Sports conversation is growing on Reddit. During a recent Sunday Night Football game, for instance, separate live chats—one devoted to general NFL fans, one for Chiefs and Lions diehards, and another for Taylor Swift lovers—played out on the platform’s forums.
Across 1,000 sports-themed Reddit topic pages (known as Subreddits) last year, engagements jumped 35%, the company said. And leagues are spending more time there too.
The NFL and Reddit recently extended their content tie-up through the 2026-27 season, which will see the league post more from its own account, focus on growing international communities in places such as Berlin and offer advertisers real estate on the site for NFL highlights, text posts and “Ask Me Anything” (AMA) Q&As.
Crucially, Reddit head of content partnerships Sarah Rosen said, the league’s posts are functionally treated like any other user’s posts. The league doesn’t control r/NFL, and its social media managers have met with the page’s longtime moderators to ensure smooth cooperation. The community has nearly 10x’d in subscribers from the 1.4 million fans it included when the NFL initiated its relationship in 2019.

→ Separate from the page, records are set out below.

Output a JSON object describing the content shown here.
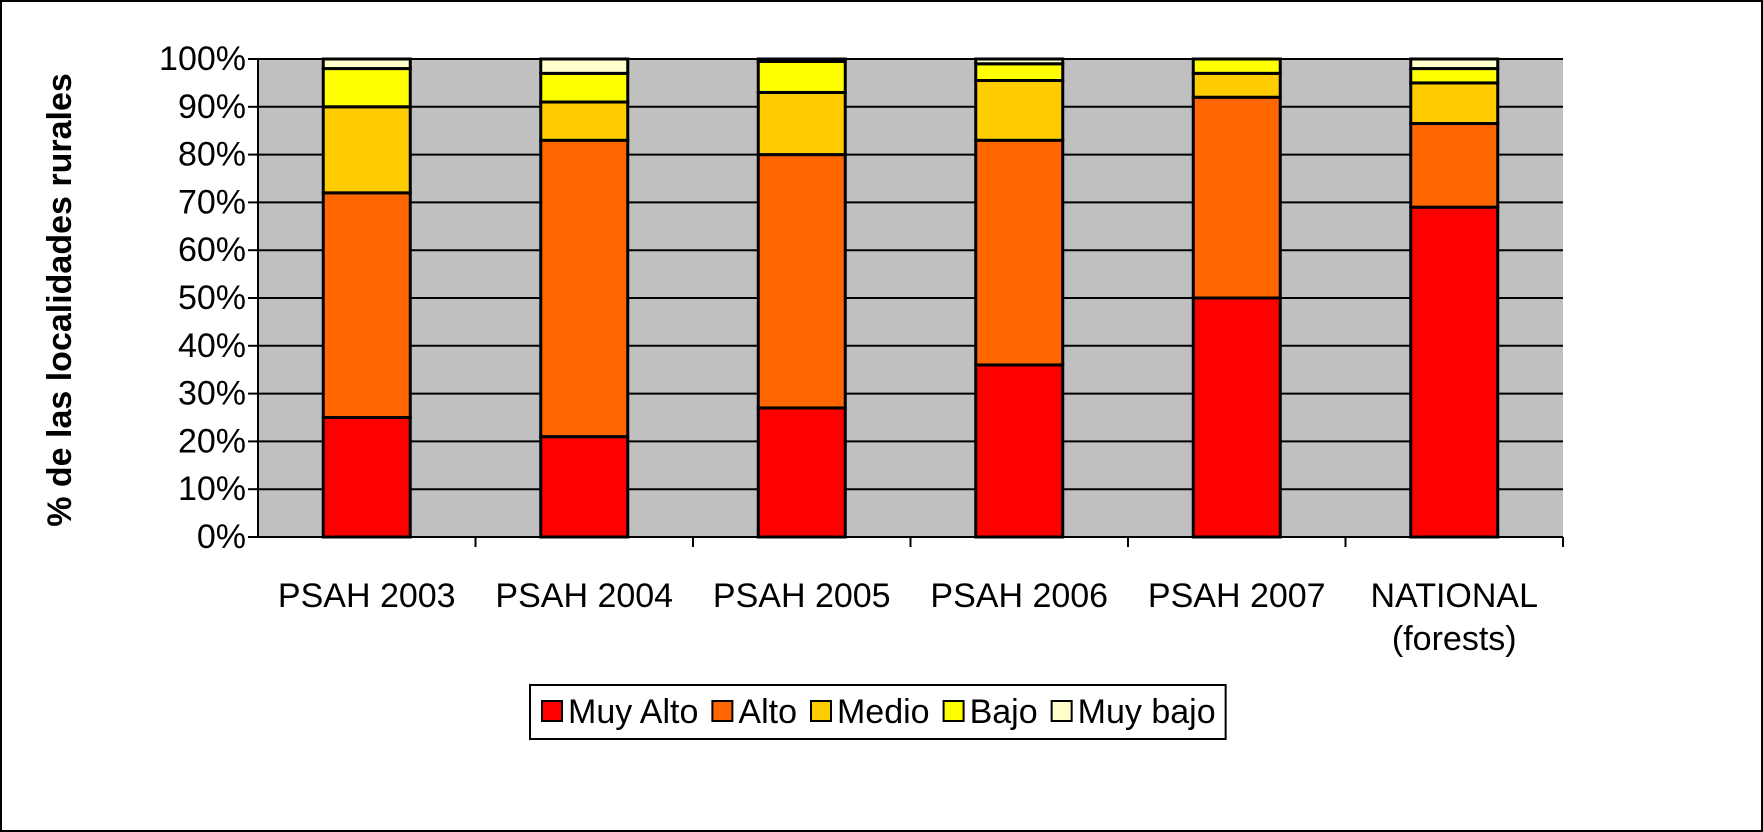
{
  "chart_data": {
    "type": "stacked_bar",
    "y_label": "% de las localidades rurales",
    "categories": [
      "PSAH 2003",
      "PSAH 2004",
      "PSAH 2005",
      "PSAH 2006",
      "PSAH 2007",
      "NATIONAL\n(forests)"
    ],
    "series": [
      {
        "name": "Muy Alto",
        "color": "#ff0000",
        "values": [
          25,
          21,
          27,
          36,
          50,
          69
        ]
      },
      {
        "name": "Alto",
        "color": "#ff6600",
        "values": [
          47,
          62,
          53,
          47,
          42,
          17.5
        ]
      },
      {
        "name": "Medio",
        "color": "#ffcc00",
        "values": [
          18,
          8,
          13,
          12.5,
          5,
          8.5
        ]
      },
      {
        "name": "Bajo",
        "color": "#ffff00",
        "values": [
          8,
          6,
          6.5,
          3.5,
          3,
          3
        ]
      },
      {
        "name": "Muy bajo",
        "color": "#ffffcc",
        "values": [
          2,
          3,
          0.5,
          1,
          0,
          2
        ]
      }
    ],
    "ylim": [
      0,
      100
    ],
    "yticks": [
      {
        "value": 0,
        "label": "0%"
      },
      {
        "value": 10,
        "label": "10%"
      },
      {
        "value": 20,
        "label": "20%"
      },
      {
        "value": 30,
        "label": "30%"
      },
      {
        "value": 40,
        "label": "40%"
      },
      {
        "value": 50,
        "label": "50%"
      },
      {
        "value": 60,
        "label": "60%"
      },
      {
        "value": 70,
        "label": "70%"
      },
      {
        "value": 80,
        "label": "80%"
      },
      {
        "value": 90,
        "label": "90%"
      },
      {
        "value": 100,
        "label": "100%"
      }
    ],
    "grid": true,
    "legend": "bottom",
    "plot_background": "#c0c0c0"
  }
}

“u/NFL is just a participant, just like many other top posters and community members,” Rosen said. “They’re just one of 12 million.”
Reddit launched a partnership program with major sports leagues—including the NFL, MLB, PGA Tour and NASCAR—in 2024 as it helps them identify the right content and voice for the platform. Earlier that year, it launched a suite of tools for businesses to maximize their impact.
“There’s a whole lot of NFL conversation happening … with a large group of our most avid fans,” NFL VP, media strategy and business development Brent Lawton said. “So we felt like we should try and figure out how we can get there and make that conversation more authentic and be a part of it.”
Structurally Reddit’s league deals resemble those assembled by other social platforms, with leagues making a commitment to post and sharing ad-revenue attached to content. But Reddit’s value to fans has increasingly diverged from its peers as other apps prioritize passive, video-dominated, creator-oriented experiences while Reddit has leaned into fostering grassroots community interactions.
The platform has encouraged leagues to serve the diehard fans that make up the core of each Subreddit. For instance, the NBA hosted an AMA with the league’s head of basketball strategy & analytics, while the NFL offered up the people responsible for building its schedule. Reddit said that NFL content saw a 223% increase in engagements year-over-year through three weeks of this season.
Reddit’s vast conversational trove has proven particularly valuable on a web increasingly dominated by generative artificial intelligence. In August, the site was the third-most visited in the U.S. (behind Google.com and YouTube.com), according to Semrush, after signing more than $200 million worth of licensing deals, including with Google and OpenAI. In July, Reddit CEO Steve Huffman told investors that the company is interested in becoming a go-to search engine itself. Its market cap has grown from $6.5 billion for its March 2024 IPO to $36.8 billion.
For leagues, the ability to leverage Reddit’s reputation to appear more frequently in search results or chatbot readouts should be seen as a nice bonus, Rosen said, rather than the main driver behind their on-platform strategy. After all, the moderators wouldn’t like that.
Fanbases are increasingly fragmented across social media platforms and between video services. “Everybody is in different places, and so our value prop to sports leagues—and media partners at large—is: these communities already exist,” Rosen said. “It’s more about leaning into an existing behavior and adding to that and thinking of Reddit as a place to connect with this community of passionate fans that you just really can’t find in the same level anywhere else.”